While total elimination is difficult, specific controlled processes can significantly reduce the formation of NiS in the float glass. These are actions taken by US flat glass manufacturers supplying to the automotive industry in the early 1990s:
- all green sand (silica, transported by railroads from Wyoming USA) shipments were processed through multiple screens (to filter out any nickel bearing materials, either mineral or stainless steel tools, nuts, bolts, washers) since stainless steel cannot be detected by magnets.
- all other bulk materials including recycled glass were inspected similarly to the point above.
- every maintenance procedure and all training was very focused on the need for every worker to prevent contamination of the float furnace or the float glass tank with NiS.
- use of any nickel containing tool or material anywhere in the Ford Glass float facility was closely controlled to prevent contamination.

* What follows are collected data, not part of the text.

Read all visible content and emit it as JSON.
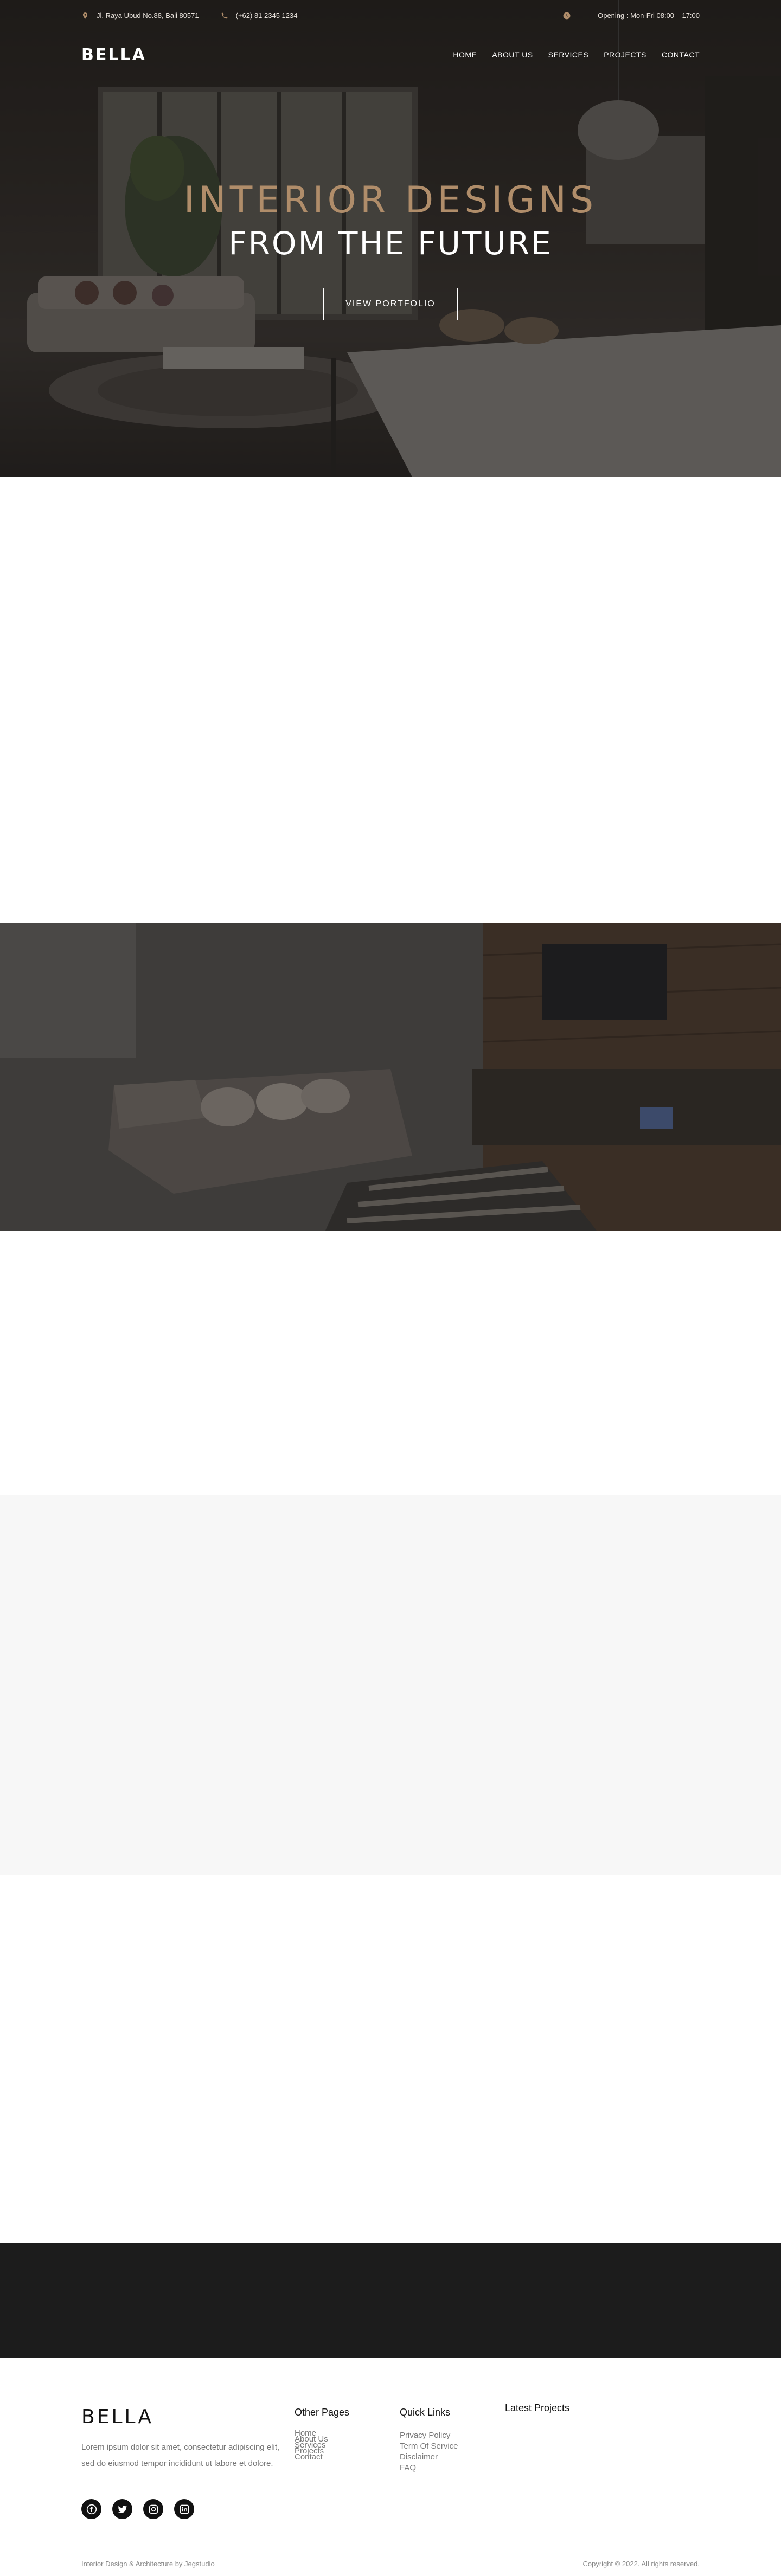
{
  "topbar": {
    "address": "Jl. Raya Ubud No.88, Bali 80571",
    "phone": "(+62) 81 2345 1234",
    "opening": "Opening : Mon-Fri 08:00 – 17:00",
    "icons": [
      "location-icon",
      "phone-icon",
      "clock-icon"
    ],
    "accent_color": "#b08d6a"
  },
  "navbar": {
    "logo": "BELLA",
    "menu": [
      "HOME",
      "ABOUT US",
      "SERVICES",
      "PROJECTS",
      "CONTACT"
    ]
  },
  "hero": {
    "line1": "INTERIOR DESIGNS",
    "line2": "FROM THE FUTURE",
    "button": "VIEW PORTFOLIO",
    "line1_color": "#b08d6a"
  },
  "footer": {
    "logo": "BELLA",
    "description": "Lorem ipsum dolor sit amet, consectetur adipiscing elit, sed do eiusmod tempor incididunt ut labore et dolore.",
    "socials": [
      "facebook-icon",
      "twitter-icon",
      "instagram-icon",
      "linkedin-icon"
    ],
    "other_pages": {
      "title": "Other Pages",
      "links": [
        "Home",
        "About Us",
        "Services",
        "Projects",
        "Contact"
      ]
    },
    "quick_links": {
      "title": "Quick Links",
      "links": [
        "Privacy Policy",
        "Term Of Service",
        "Disclaimer",
        "FAQ"
      ]
    },
    "latest_projects": {
      "title": "Latest Projects"
    },
    "credit": "Interior Design & Architecture by Jegstudio",
    "copyright": "Copyright © 2022. All rights reserved."
  }
}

- any float glass suspected to have NiS (it could only be found with a Scanning Electron Microscope) was destroyed and landfilled as it could not be re-introduced to glass used for any purpose.

The process of tempering float glass can cause a NiS to change from its normal state (known as a low-temperature structure) to a different high-temperature, crystalline structure. When the glass is cooled quickly (as part of the process) the NiS particle is unable to change back to its original form.
Over a certain period of time NiS will slowly convert to the original low temperature structure. This means the NiS increases in size, and the mechanical stresses caused by this cause the tempered pane to shatter, for no apparent reason (hence spontaneous glass breakage).